С чтением у меня в детстве, в Харькове, получалось очень странно. Своей библиотеки в доме не было: старые книги остались в Черкассах, новых не нажили за эти годы. В библиотеке, куда я ходила, были только детские книги. Но дома, конечно, все время появлялись какие-то журналы и книги — главным образом переводные романы, которые читали и родители, и Даня с Гутей.
Я же читала все подряд, и никому в голову не приходило ни контролировать мое чтение, ни подсказать, что действительно нужно читать. Поэтому у меня в голове была невообразимая каша, а я казалась себе невероятно образованной.

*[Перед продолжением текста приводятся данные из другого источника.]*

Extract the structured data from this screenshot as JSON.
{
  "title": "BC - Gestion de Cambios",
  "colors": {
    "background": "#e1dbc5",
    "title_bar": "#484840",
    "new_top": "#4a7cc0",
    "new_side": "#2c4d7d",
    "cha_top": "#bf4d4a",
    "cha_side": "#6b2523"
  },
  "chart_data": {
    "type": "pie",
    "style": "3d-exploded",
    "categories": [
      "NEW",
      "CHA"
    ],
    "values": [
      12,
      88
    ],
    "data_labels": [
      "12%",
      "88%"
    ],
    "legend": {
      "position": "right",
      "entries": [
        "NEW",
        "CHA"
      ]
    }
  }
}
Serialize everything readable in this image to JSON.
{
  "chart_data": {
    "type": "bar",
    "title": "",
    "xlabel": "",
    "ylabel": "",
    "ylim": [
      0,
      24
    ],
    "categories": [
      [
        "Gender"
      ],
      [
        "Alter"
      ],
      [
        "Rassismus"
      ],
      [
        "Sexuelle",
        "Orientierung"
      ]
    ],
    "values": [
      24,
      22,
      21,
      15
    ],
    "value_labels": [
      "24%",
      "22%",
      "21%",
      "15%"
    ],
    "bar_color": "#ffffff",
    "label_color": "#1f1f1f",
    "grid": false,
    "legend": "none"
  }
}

Характерно, что если у меня возникало какое-нибудь недоумение, я избегала обращаться с вопросами к взрослым. Так, я помню, что никак не могла понять смысла названия дореволюционного детского журнала «Охота пуще неволи», отдельные номера которого случайно сохранились у нас от Даниного детства. Каждое из этих трех слов я понимала в его первичном смысле (охота — на зверей; пуща — густой лес; неволя — плен или тюрьма). Вместе же в этом сочетании они складывались в совершенную бессмыслицу. Почему же не спросить у старших? Нет, почему-то невозможно.
Заполучив три однотомника, я без конца читала и перечитывала их. К стихам и к лермонтовской прозе я осталась равнодушна, но «Дубровский», «Капитанская дочка» и Гоголь долго служили ежедневным чтением, как и разглядывание иллюстраций и подписей под ними. При этом тоже возникало немало недоумений. Под одной картинкой, например, была загадочная для меня подпись: «Разве пушки льются на царей?» Что это значило? Я долго представляла себе, как расплавляют пушку и выливают жидкий металл — но на кого-то, не на царя.
При привычной уже полной моей бесконтрольности в чтении я была поражена однажды тем, что папа, увидев в руках у меня, девятилетней, роман Бласко Ибаньеса (кто теперь знает такого писателя, кроме специалистов по испанской литературе?) «Нагая маха», отнял его, сказав, что это книга не для меня, и куда-то спрятал. Нечего и говорить, что назавтра, оставшись одна дома, я методически обыскала обе наши комнаты и нашла книгу под матрасом родительской кровати. Прочла ее и название помню до сих пор, хотя понятия не имею, о чем там шла речь. Думаю, потому, что, поглощая книги без разбора, я как-то ухитрялась не допускать в свое сознание половую сферу жизни. К этому я еще вернусь.
Между тем время несло с собой перемены, задевавшие и нашу семью. Отец сменил место работы: теперь он работал в объединении кооперативов, называвшемся по-украински Вукопспилка (Всеукраин-ский кооперативный союз), потом оттуда перешел в Всеукрторгпром. Середина 20-х годов была временем «украинизации»; украинский язык был внедрен во все государственное делопроизводство, что для служащих представляло немалые трудности, так как этот язык был родным только в деревне. Городское же население, в том числе и советское чиновничество, не умело ни говорить, ни тем более писать по-украински. Положение изменилось лишь позднее, когда в жизнь вступили люди, получившие образование в украинских школах. Преподавание в средней и высшей школе на украинском языке стало обязательным, если не ошибаюсь, с 1925 года. И даже в Харькове, столице республики, оставили лишь 2–3 школы с преподаванием на русском и с обязательным изучением украинского как второго языка. Мои родители и перевели меня в одну из оставшихся русскими школ.
Новая школа была далеко от нашего дома, на Максимилиановской улице, и о двух последних в Харькове школьных зимах в памяти сохранился лишь долгий путь туда и обратно — ни учителей, ни одноклассников я не помню совершенно. Учительница третьего класса, куда я должна была ходить, проэкзаменовав меня, решила, что мне здесь делать нечего, и отправила в четвертый класс, где я снова оказалась самой маленькой: моим товарищам было 11 лет, мне — 9. Это решение имело забавное следствие: мы проходили простые дроби, и выяснилось, что десятичные прошли в третьем классе, а я понятия о них не имею. Я посвятила в это Гутю — боялась, что если расскажу родителям, то меня возвратят в третий класс, — и она, не выдав секрета, потихоньку обучила меня. Как нас учили, я помню мало — только, пожалуй, о «комплексном методе» (он, кажется, назывался Дальтон-план). Это значило примерно вот что: по всем предметам изучалась одна тема или одно понятие, скажем, корова (беру пример не случайно — в пятом классе я писала так называемое годовое сочинение именно о корове). Ее изучали не только по естествознанию, но и для уроков литературы выбиралось что-то ее касающееся, и задачи по арифметике содержали условия насчет крупного рогатого скота. Нас почему-то это очень занимало.